# time limit exceeded

what’s the most efficient way to check if a number is prime???

the algorithm we will use here is segmented sieve :

have a look :-

The essence of the algorithm used by a sieve is removing the factors of the number. eg. first we remove the factors of 2 ie. 4,6, 8,10… , and then factors of 3 ie. 9 12, 15… so on and so forth.

But applying the same logic for bigger constraints would result in TLE. Thus segment sieve comes into picture.

The segment sieve also applies the same logic BUT on the segment. Thus, Segment Sieve works only if the segment length is within manageable constraints.

Consider a segment given by [m,n]. We remove all the factors which are greater than m but less than n. To check whether a number between m and n is a factor, we use a boolean array(is_factor)…whereis_factor[i] denotes whether the number which at a offset of i from lower bound of the segment(m). Now the factors are eliminated by considered all the numbers which are less than the sqrt(m).

Let’s consider an example to illustrate my point.

Suppose m=1000 and n=1100 So we will remove all the factors of x( where x ranges from 2 to sqrt(1000)).

Therefore, When x=2—> 1000,1002,1004,…1100 get crossed…(corresponding is_factor gets marked).

When x=3 --> 1002,1005,1008,…1098 get crossed… And the process continues.

So the ones which remain unmarked are the primes in the interval [m,n].

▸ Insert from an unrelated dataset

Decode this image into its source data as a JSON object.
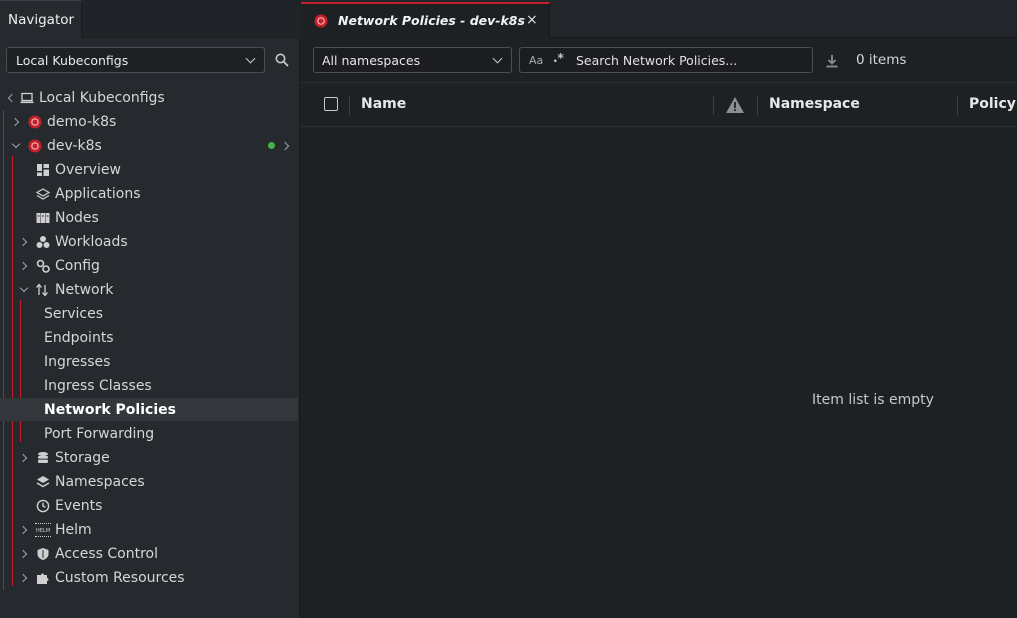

I think with each problem, we have different algorithm to check whether it is a prime or not. Example: With a problem: Count prime numbers in range [x,y], which is x,y<=10^8, you can use erathos with a complexity of making array is O(n) and O(1) for each query. Another way, you can use algorithm by check any number in [2…sqrt(x)] or use +2 +4 for less complexity.